Son inconscience ne parut durer que quelques secondes, mais quand il eut repris ses esprits, il découvrit qu’on l’avait transporté dans une sorte de grange. Elle ne devait pas être très éloignée du chemin.

L’homme qui le surveillait, une mitraillette à la main, n’était pas Cambo. Ce dernier était collé contre le mur de terre de la grange, l’air inquiet. Il n’était pas attaché cependant.

Leur gardien avait une matraque attachée à la ceinture. Ainsi le fondé de pouvoir n’était pour rien dans cette agression. Il pensa ensuite aux quatre pneus crevés.

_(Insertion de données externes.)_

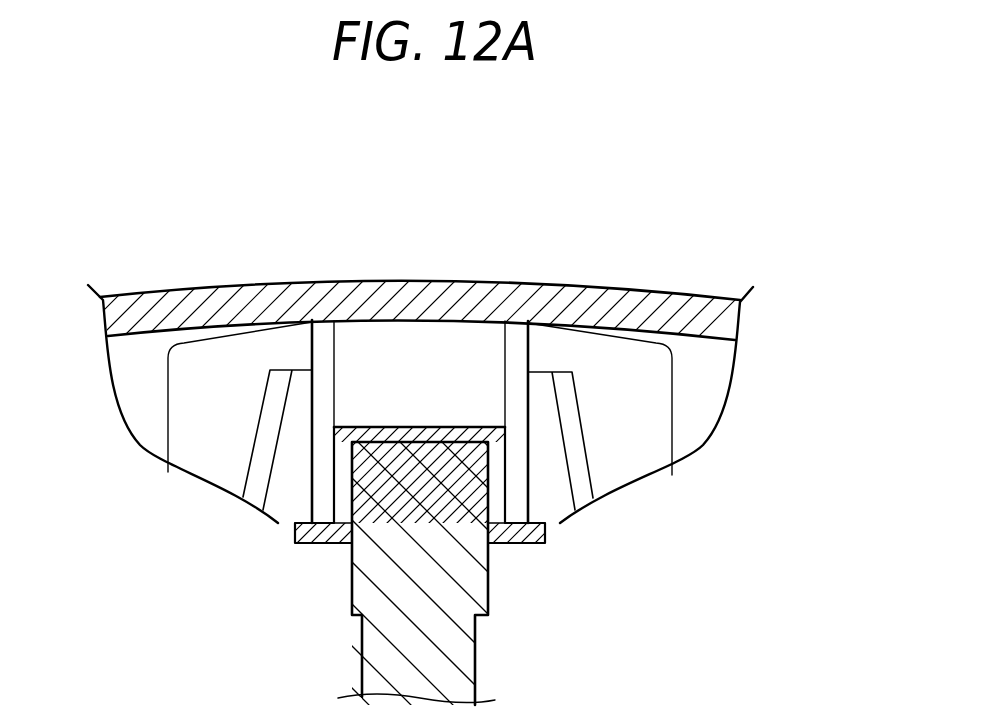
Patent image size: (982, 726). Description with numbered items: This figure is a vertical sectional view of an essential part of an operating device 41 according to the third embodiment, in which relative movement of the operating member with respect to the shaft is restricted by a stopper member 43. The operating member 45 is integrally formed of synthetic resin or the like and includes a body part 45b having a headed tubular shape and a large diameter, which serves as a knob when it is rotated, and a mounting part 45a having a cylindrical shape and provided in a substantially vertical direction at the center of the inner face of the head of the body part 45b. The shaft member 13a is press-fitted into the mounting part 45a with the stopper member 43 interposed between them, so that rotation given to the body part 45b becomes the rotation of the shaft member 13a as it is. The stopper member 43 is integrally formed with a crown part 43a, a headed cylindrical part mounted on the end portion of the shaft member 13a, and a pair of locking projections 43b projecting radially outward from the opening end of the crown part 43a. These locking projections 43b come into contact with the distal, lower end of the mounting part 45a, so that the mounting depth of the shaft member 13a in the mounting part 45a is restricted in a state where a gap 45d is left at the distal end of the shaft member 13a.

The operating device 41 is at (146, 276).
The stopper member 43 is at (418, 413).
The crown part 43a is at (493, 463).
The locking projections 43b is at (322, 538).
The operating member 45 is at (415, 374).
The mounting part 45a is at (322, 463).
The body part 45b is at (713, 322).
The gap 45d is at (450, 388).
The shaft member 13a is at (452, 562).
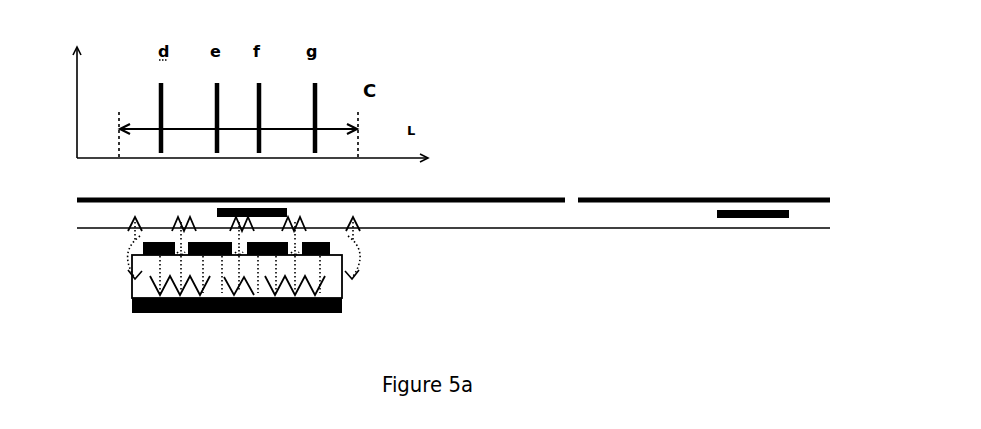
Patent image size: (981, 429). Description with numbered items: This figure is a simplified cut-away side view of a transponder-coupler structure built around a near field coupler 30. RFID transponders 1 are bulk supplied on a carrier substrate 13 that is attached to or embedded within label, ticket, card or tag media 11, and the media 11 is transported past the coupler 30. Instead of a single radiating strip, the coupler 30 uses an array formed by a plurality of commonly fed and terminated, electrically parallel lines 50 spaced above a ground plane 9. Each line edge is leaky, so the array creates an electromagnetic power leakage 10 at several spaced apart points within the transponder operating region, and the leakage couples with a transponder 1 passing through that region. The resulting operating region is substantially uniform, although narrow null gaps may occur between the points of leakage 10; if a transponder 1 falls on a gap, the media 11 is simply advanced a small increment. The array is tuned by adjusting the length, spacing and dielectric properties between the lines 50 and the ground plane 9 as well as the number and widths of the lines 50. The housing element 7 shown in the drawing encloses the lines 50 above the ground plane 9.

The RFID transponder 1 is at (280, 209).
The housing 7 is at (340, 288).
The ground plane 9 is at (240, 314).
The electromagnetic power leakage 10 is at (138, 236).
The media 11 is at (500, 198).
The carrier substrate 13 is at (528, 230).
The near field coupler 30 is at (236, 283).
The lines 50 is at (200, 258).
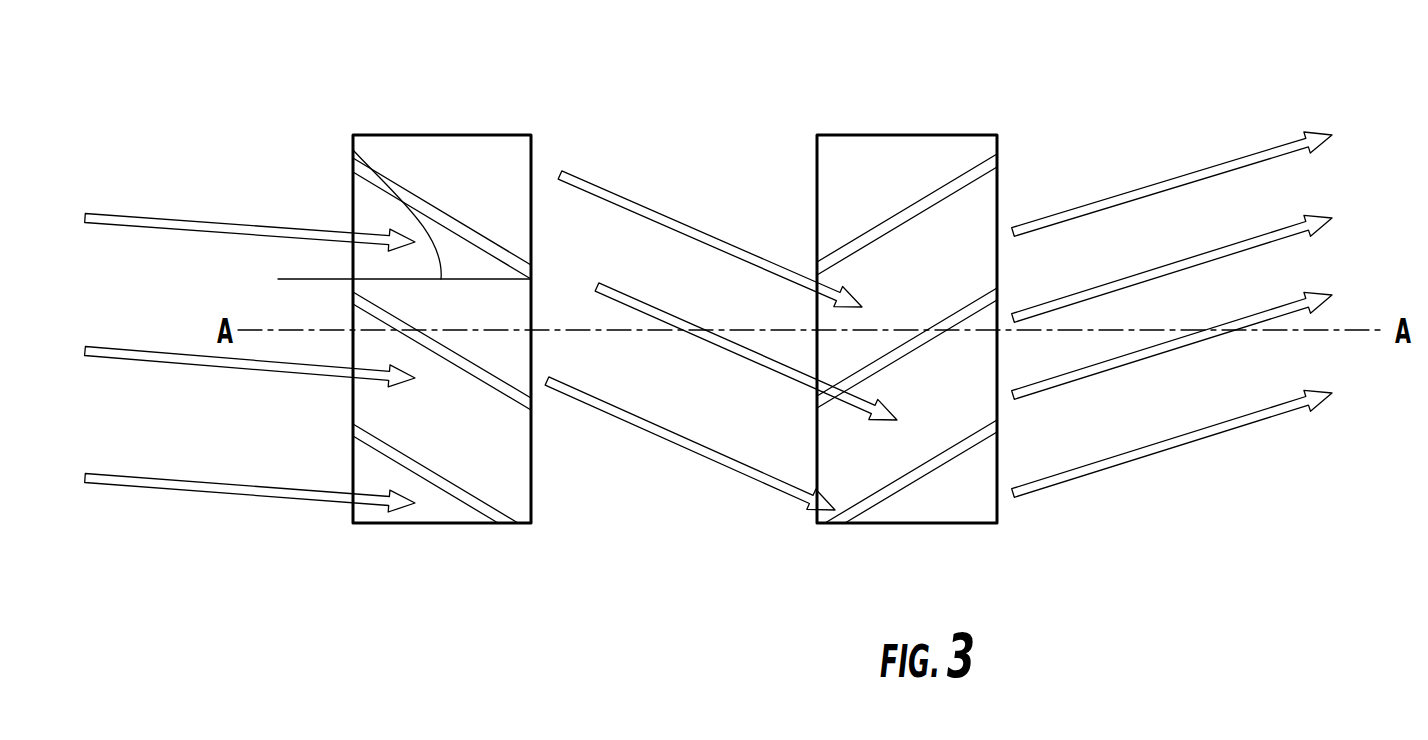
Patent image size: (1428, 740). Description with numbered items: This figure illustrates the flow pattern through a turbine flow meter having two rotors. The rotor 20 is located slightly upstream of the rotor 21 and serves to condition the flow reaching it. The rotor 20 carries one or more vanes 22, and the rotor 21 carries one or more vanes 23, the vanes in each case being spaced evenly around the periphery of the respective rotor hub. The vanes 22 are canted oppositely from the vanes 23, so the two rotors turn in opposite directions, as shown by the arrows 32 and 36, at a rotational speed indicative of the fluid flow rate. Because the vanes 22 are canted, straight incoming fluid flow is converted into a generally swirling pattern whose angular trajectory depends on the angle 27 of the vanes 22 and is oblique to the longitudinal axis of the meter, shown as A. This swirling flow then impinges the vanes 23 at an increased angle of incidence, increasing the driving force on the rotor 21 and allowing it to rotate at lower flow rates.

The rotor 20 is at (405, 135).
The rotor 21 is at (883, 135).
The vanes 22 is at (510, 383).
The vanes 23 is at (913, 476).
The angle 27 is at (353, 150).
The arrow 32 is at (428, 157).
The arrow 36 is at (955, 227).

Ils étaient tombés dans un guet-apens.

Un homme grand et gros entra. Son visage était lourd, dédaigneux, une réplique de celui du général Franco. Ses yeux étaient cernés. À la boutonnière de son veston il portait l’insigne de la Phalange. Le joug et les flèches. Il bombait le torse. Il était fier de son appartenance au Parti.

Il regarda Kovask qui avait réussi à s’asseoir malgré ses mains liées dans le dos. Puis il se tourna vers Cambo.

— S’il m’avait fallu jurer d’une fidélité, c’est de la tienne que je l’aurais fait.

Cambo le regardait fixement.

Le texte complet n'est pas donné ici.